We do not here elaborate our proposals in detail, for we are not putting forward draft Rules, but only a general programme of struggle for Party unity. We shall therefore only briefly indicate certain specific amendments to the Rules which are in our opinion desirable, without in any way binding ourselves as regards subsequent elaboration of the Rules, in the light of further experience. For example, it is necessary to reform the Party Council, as an institution which, in its present form, has proved in practice to be unfit for its function of co-ordinating and exercising supreme supervision over the activities of the central bodies. It should be made a body entirely elected by the Congress, instead of being a court where the Congress-elected fifth   member sits as arbiter over the central bodies, which defend themselves through their delegates. Further, Paragraph I of the Rules should be revised, in line with the criticisms voiced in the Party, to define the Party’s boundaries more precisely, etc.

In putting forward this programme of struggle for Party unity, we invite the representatives of all other shades and all Party organisations to make a clear statement of their own programmes, so as to permit of serious and systematic, conscious and methodical preparation for a congress. An issue involving the very life, the honour and dignity of the Party is at stake: is it an ideological and material force capable of sufficient rational self-organisation to act as the real leader of our country’s revolutionary working- class movement? By all their actions, the 6migr6 minority answer: No! And they continue to act in this way with confident assurance, banking on the remoteness of Russia, the frequent changes of workers there, and the indispensability of their own leaders and literary forces.
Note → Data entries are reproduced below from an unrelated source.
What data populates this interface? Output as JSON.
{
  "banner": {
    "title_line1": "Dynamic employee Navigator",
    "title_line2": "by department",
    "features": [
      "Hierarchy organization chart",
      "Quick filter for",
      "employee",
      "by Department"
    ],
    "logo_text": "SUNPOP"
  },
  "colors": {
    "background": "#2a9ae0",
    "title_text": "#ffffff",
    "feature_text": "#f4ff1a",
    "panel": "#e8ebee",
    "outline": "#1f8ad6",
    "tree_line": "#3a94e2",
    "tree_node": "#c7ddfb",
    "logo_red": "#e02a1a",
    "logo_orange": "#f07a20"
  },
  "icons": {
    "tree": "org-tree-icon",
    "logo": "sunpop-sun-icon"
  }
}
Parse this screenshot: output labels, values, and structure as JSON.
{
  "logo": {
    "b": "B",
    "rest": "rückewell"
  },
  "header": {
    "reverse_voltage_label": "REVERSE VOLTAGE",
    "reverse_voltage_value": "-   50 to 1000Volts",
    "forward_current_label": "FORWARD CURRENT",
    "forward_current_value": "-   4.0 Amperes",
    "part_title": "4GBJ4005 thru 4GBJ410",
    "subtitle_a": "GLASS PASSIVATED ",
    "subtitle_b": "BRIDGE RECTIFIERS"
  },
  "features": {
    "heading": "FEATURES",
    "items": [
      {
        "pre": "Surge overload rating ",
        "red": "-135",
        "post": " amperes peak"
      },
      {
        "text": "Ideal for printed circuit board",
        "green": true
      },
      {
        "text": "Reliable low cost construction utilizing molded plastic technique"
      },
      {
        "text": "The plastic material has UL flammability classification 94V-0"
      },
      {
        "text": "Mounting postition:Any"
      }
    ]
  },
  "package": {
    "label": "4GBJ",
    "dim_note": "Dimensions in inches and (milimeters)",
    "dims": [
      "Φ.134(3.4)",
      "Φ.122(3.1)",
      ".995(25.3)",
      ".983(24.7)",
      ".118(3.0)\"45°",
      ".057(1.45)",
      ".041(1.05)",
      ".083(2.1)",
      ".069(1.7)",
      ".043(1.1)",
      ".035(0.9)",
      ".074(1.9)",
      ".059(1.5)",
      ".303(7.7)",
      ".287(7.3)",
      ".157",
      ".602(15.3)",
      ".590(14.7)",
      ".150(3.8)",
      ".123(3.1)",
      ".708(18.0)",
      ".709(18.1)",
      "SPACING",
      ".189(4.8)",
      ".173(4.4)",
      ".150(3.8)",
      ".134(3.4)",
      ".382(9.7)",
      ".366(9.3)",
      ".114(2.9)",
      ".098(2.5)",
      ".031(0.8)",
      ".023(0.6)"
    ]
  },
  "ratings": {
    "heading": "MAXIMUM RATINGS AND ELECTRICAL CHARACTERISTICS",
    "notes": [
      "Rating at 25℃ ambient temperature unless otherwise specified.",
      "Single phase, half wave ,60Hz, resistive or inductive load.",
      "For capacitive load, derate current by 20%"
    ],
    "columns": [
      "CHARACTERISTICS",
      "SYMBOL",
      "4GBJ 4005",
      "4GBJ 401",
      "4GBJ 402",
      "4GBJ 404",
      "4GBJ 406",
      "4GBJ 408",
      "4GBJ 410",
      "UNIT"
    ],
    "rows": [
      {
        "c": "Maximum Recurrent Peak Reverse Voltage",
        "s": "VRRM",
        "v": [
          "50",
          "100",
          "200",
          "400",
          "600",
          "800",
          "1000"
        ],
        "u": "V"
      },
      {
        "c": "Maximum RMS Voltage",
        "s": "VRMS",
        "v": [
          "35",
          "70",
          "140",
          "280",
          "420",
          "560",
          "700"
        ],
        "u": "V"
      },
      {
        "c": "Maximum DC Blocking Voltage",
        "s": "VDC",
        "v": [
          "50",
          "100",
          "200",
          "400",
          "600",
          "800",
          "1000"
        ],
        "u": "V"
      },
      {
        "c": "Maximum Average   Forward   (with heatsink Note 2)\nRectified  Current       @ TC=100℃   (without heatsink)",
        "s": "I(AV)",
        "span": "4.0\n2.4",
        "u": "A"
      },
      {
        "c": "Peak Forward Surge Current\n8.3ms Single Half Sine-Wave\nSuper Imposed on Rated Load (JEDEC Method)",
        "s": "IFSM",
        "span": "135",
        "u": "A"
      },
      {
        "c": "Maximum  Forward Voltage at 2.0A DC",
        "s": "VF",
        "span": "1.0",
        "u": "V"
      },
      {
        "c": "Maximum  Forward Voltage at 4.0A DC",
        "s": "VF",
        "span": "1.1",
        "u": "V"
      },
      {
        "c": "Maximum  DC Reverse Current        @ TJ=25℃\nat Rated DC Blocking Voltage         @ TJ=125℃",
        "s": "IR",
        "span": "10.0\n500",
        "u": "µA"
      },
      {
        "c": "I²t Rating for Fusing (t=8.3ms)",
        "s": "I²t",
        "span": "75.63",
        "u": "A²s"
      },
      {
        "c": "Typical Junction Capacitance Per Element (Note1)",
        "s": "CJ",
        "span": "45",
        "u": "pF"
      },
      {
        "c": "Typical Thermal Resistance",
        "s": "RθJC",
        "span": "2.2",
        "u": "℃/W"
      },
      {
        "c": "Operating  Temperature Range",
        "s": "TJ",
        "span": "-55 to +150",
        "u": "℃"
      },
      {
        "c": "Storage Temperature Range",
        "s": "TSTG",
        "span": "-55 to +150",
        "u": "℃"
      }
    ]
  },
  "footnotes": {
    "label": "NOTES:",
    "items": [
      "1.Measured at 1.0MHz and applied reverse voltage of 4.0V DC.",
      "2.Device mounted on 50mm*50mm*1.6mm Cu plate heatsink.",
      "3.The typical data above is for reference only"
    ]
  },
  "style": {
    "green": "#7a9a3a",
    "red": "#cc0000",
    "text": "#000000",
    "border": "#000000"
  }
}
Our Party is coming into being! —we answer, seeing the growing political understanding of the advanced workers, the vigorous activity of the committees in general Party life. Our Party is coming into being, we have ever more numerous young forces capable of replacing or reinvigorating old literary bodies which forfeit the Party’s confidence; we have ever more revolutionaries who prize the consistent Party trend above any circle of former leaders. Our Party is coming into being, and no subterfuges or delays can hold back its decided and final verdict.

From these forces in our Party we derive our certainty of victory.

Comrades, reprint and distribute this appeal!


[1] This conference of twenty-two Bolsheviks, under Lenin’s leadership, was held in Switzerland in August (New Style) 1904. Nineteen persons actually attended, and three others subscribed to its decisions. The present appeal “To the Party”, adopted by the conference, became the Bolsheviks’ programme of struggle for the convening of the Third Party Congress.